Personally i don't see any entitlement in the OP. Frustration and exasperation, yes.
I do think there is scope for a mix up here between posts saying "men should last longer and do more" and "my man has been asked to do more occasionally but wont/cant/doesn't understand".
The hope is, especially in a long term relationship, that 2 people will come together and more or less match in sex drive and style most of the time. There are millions of different sex drives and styles. And yes, each person will fluctuate from week to week too.
It's a big ask to promise to have sex with only one person for the rest of your life, and if it's wrong between you - it's going to fester. Recognising the usual peaks and troughs for what they are is important i think. Sometimes it is a simple matter of logistics - kids around, tiring work schedule, got into a rut etc. However when you see a pattern emerging over a long time. and despite trying things are not improving, it can feel like a bad thing to 'make an issue' of it. As winter found with her DP. Faced with the choice of a clumsy conversation which may not be well received, or carrying on with the status quo, it can be easier to keep chickening out of the 'talk' and carry on fretting :(
I'm wondering now if my DH suffers from premature ejaculation to some extent. Perhaps this, coupled with a natural tendancy to rush at things (he bolts his food and has is not good at being patient with 'fiddly jobs') means that he just isn't good at imaginative sex.

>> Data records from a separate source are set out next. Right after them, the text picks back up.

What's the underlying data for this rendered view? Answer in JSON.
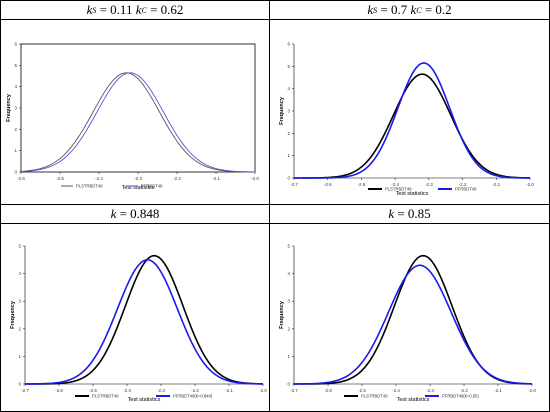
{
  "panels": [
    {
      "title_lead": "k",
      "title_sub1": "S",
      "title_mid": " = 0.11 ",
      "title_k2": "k",
      "title_sub2": "C",
      "title_tail": " = 0.62",
      "chart_data": {
        "type": "line",
        "xlabel": "Test statistics",
        "ylabel": "Frequency",
        "xlim": [
          -2.6,
          -2.0
        ],
        "ylim": [
          0,
          6
        ],
        "xticks": [
          "-2.6",
          "-2.5",
          "-2.4",
          "-2.3",
          "-2.2",
          "-2.1",
          "-2.0"
        ],
        "yticks": [
          "0",
          "1",
          "2",
          "3",
          "4",
          "5",
          "6"
        ],
        "legend_position": "bottom",
        "series": [
          {
            "name": "PLSTRBDT48",
            "color": "#555555",
            "mu": -2.33,
            "sd": 0.085,
            "peak": 4.65
          },
          {
            "name": "PFRBDT48",
            "color": "#5555dd",
            "mu": -2.32,
            "sd": 0.085,
            "peak": 4.65
          }
        ]
      }
    },
    {
      "title_lead": "k",
      "title_sub1": "S",
      "title_mid": " = 0.7 ",
      "title_k2": "k",
      "title_sub2": "C",
      "title_tail": " = 0.2",
      "chart_data": {
        "type": "line",
        "xlabel": "Test statistics",
        "ylabel": "Frequency",
        "xlim": [
          -2.7,
          -2.0
        ],
        "ylim": [
          0,
          6
        ],
        "xticks": [
          "-2.7",
          "-2.6",
          "-2.5",
          "-2.4",
          "-2.3",
          "-2.2",
          "-2.1",
          "-2.0"
        ],
        "yticks": [
          "0",
          "1",
          "2",
          "3",
          "4",
          "5",
          "6"
        ],
        "legend_position": "bottom",
        "series": [
          {
            "name": "PLSTRBDT48",
            "color": "#000000",
            "mu": -2.32,
            "sd": 0.085,
            "peak": 4.65
          },
          {
            "name": "PFRBDT48",
            "color": "#1a1aee",
            "mu": -2.315,
            "sd": 0.077,
            "peak": 5.15
          }
        ]
      }
    },
    {
      "title_lead": "k",
      "title_sub1": "",
      "title_mid": " = 0.848",
      "title_k2": "",
      "title_sub2": "",
      "title_tail": "",
      "chart_data": {
        "type": "line",
        "xlabel": "Test statistics",
        "ylabel": "Frequency",
        "xlim": [
          -2.7,
          -2.0
        ],
        "ylim": [
          0,
          5
        ],
        "xticks": [
          "-2.7",
          "-2.6",
          "-2.5",
          "-2.4",
          "-2.3",
          "-2.2",
          "-2.1",
          "-2.0"
        ],
        "yticks": [
          "0",
          "1",
          "2",
          "3",
          "4",
          "5"
        ],
        "legend_position": "bottom",
        "series": [
          {
            "name": "PLSTRBDT48",
            "color": "#000000",
            "mu": -2.32,
            "sd": 0.085,
            "peak": 4.65
          },
          {
            "name": "PFRBDT48(k=0.848)",
            "color": "#1a1aee",
            "mu": -2.34,
            "sd": 0.088,
            "peak": 4.5
          }
        ]
      }
    },
    {
      "title_lead": "k",
      "title_sub1": "",
      "title_mid": " = 0.85",
      "title_k2": "",
      "title_sub2": "",
      "title_tail": "",
      "chart_data": {
        "type": "line",
        "xlabel": "Test statistics",
        "ylabel": "Frequency",
        "xlim": [
          -2.7,
          -2.0
        ],
        "ylim": [
          0,
          5
        ],
        "xticks": [
          "-2.7",
          "-2.6",
          "-2.5",
          "-2.4",
          "-2.3",
          "-2.2",
          "-2.1",
          "-2.0"
        ],
        "yticks": [
          "0",
          "1",
          "2",
          "3",
          "4",
          "5"
        ],
        "legend_position": "bottom",
        "series": [
          {
            "name": "PLSTRBDT48",
            "color": "#000000",
            "mu": -2.32,
            "sd": 0.085,
            "peak": 4.65
          },
          {
            "name": "PFRBDT48(k=0.85)",
            "color": "#1a1aee",
            "mu": -2.33,
            "sd": 0.092,
            "peak": 4.3
          }
        ]
      }
    }
  ]
}
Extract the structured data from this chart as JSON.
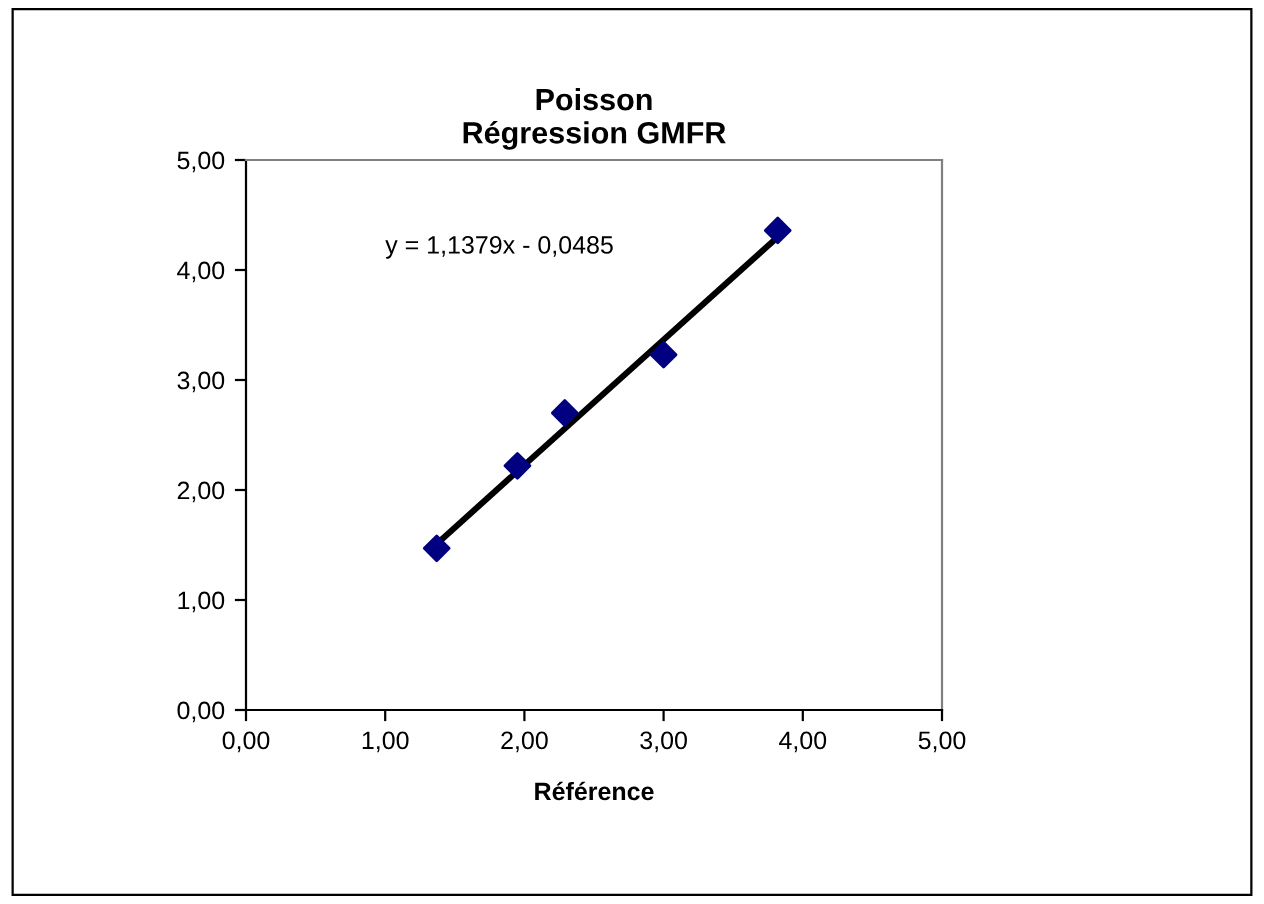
{
  "chart_data": {
    "type": "scatter",
    "title": "Poisson\nRégression GMFR",
    "xlabel": "Référence",
    "series": [
      {
        "color": "#000080",
        "marker": "diamond",
        "x": [
          1.37,
          1.95,
          2.29,
          3.0,
          3.82
        ],
        "values": [
          1.47,
          2.22,
          2.7,
          3.23,
          4.36
        ]
      },
      {
        "type": "line",
        "color": "#000000",
        "marker": "none",
        "x": [
          1.37,
          3.82
        ],
        "values": [
          1.51,
          4.3
        ]
      }
    ],
    "annotations": [
      "y = 1,1379x - 0,0485"
    ],
    "xlim": [
      0,
      5
    ],
    "ylim": [
      0,
      5
    ],
    "xticks": [
      {
        "value": 0,
        "label": "0,00"
      },
      {
        "value": 1,
        "label": "1,00"
      },
      {
        "value": 2,
        "label": "2,00"
      },
      {
        "value": 3,
        "label": "3,00"
      },
      {
        "value": 4,
        "label": "4,00"
      },
      {
        "value": 5,
        "label": "5,00"
      }
    ],
    "yticks": [
      {
        "value": 0,
        "label": "0,00"
      },
      {
        "value": 1,
        "label": "1,00"
      },
      {
        "value": 2,
        "label": "2,00"
      },
      {
        "value": 3,
        "label": "3,00"
      },
      {
        "value": 4,
        "label": "4,00"
      },
      {
        "value": 5,
        "label": "5,00"
      }
    ],
    "grid": false,
    "legend": false
  }
}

In reference to love's post about vanilla sex, and trying something different forcing dialogue, i agree. We 'play games' a bit. He likes to tie me to the bed sometimes for eg. There's been a bit of 'nasty sex'. Name calling/biting. The latest one is DH pretending to break in to the house wearing a balaclava. My idea 
. He was happy to do it and it was a laugh. So he can see the fun side of sex, as well as the race to the finish line.
IrnBru it's interesting that you say you have no problems and also that your partner has suffered with retarded ejaculation - having to work to get to the point where he ejaculates after as little as 15 minutes. My DP works hard to last as long as 15 minutes. Add in the fact that a good position for me is a dead cert. for him to come within moments.
mercury once, when DH took a particularly quick quickie and i had been expecting a bit more, i threw a strop and said something along the lines of 'oh great you're done then! How would you feel if i came and left you high and dry and went to sleep'. He got cross and said 'oh whatever', which left me seething. Then the next day he apologised for the quickie and the 'oh whatever', and since then he has been a leetle bit better in terms of thinking before letting himself finish.
It would be interesting to see any input from a guy here who has had trouble 'lasting' and being creative.